Entre as características mais importantes da silogística aristotélica está a de se ter pensado pela primeira vez na história da lógica em fazer uso de letras que poderiam ser usadas para representar uma expressão substantiva qualquer, fundamental para o desenvolvimento do simbolismo lógico. É também com Aristóteles que se encontra uma das primeiras tentativas de se estabelecer um rigor nas demonstrações matemáticas. Ao definir os dois tipos de demonstração, quia (dos efeitos às causas) e propter quid (das causas aos efeitos), dizia (I Anal.
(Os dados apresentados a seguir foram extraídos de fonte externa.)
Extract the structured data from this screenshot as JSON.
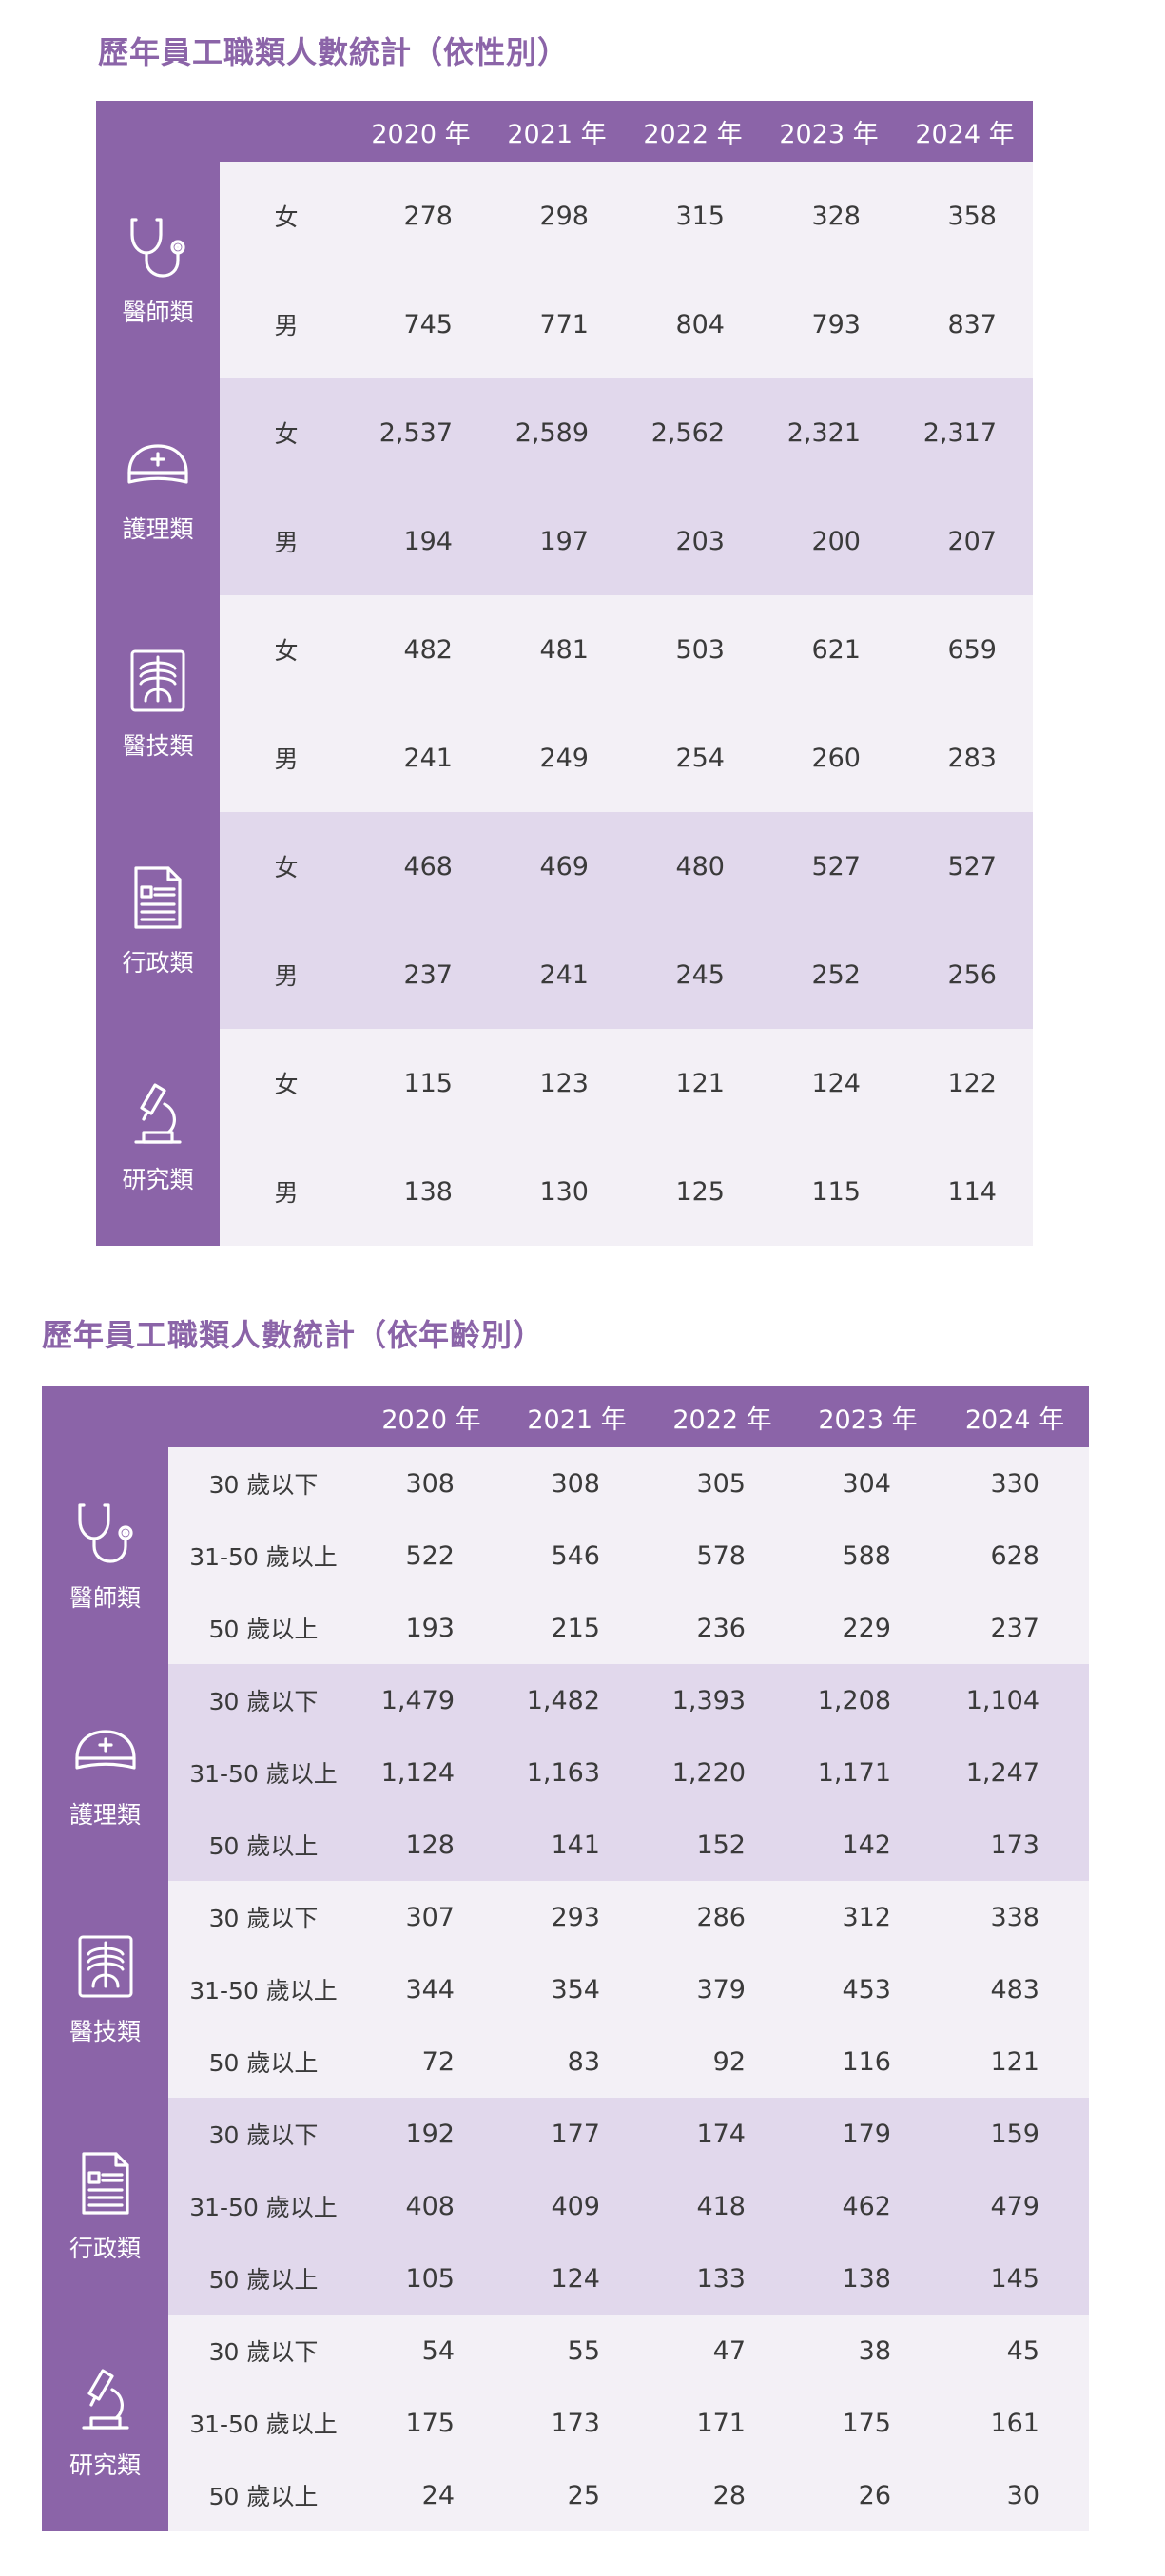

Post., lect. 14) que as matemáticas utilizam preferencialmente esse modo de demonstrar, e por isso esta ciência é essencialmente dedutiva: “algumas vezes o mais conhecido por nós em si mesmo e por natureza é também o mais cognoscível em si mesmo e por natureza. Assim acontece nas matemáticas, nas quais, devido à abstração da matéria, não se efetuam demonstrações mais do que a partir dos princípios formais. E assim as demonstrações procedem desde o mais cognoscível em si mesmo”.

No entanto, para que haja demonstração, os primeiros princípios devem ser indemonstráveis, já que, do contrário, se procederia a uma regressão ao infinito. E como se conhece a verdade dos primeiros princípios? Por indução. “À força de contemplar a freqüência dos acontecimentos, buscando o universal”. Os primeiros princípios não são inatos; são adquiridos na experiência, analisando-se as percepções que contém um elemento universal. No entanto esta ‘indução’ citada por Aristóteles nada tem a ver com ‘demonstração por indução completa’ ou o ‘método da indução finita’ ou, mais ainda, ‘raciocínio por recorrência’, estabelecido pelo matemático italiano Giuseppe Peano. Sobre esta temática ver anexo sobre Dedução e Indução na Matemática.

E no meio de tudo isso emergiu aquela que é considerada uma das mais definitivas contribuições do Organon: o método axiomático, que recebeu precisamente no século XX sua maior valoração, ao apresentar-se como o caminho universal dentro do qual se enquadram todas as ciências dedutivas. Um pouco mais sobre este assunto é exposto no anexo O método axiomático e as ciências dedutivas.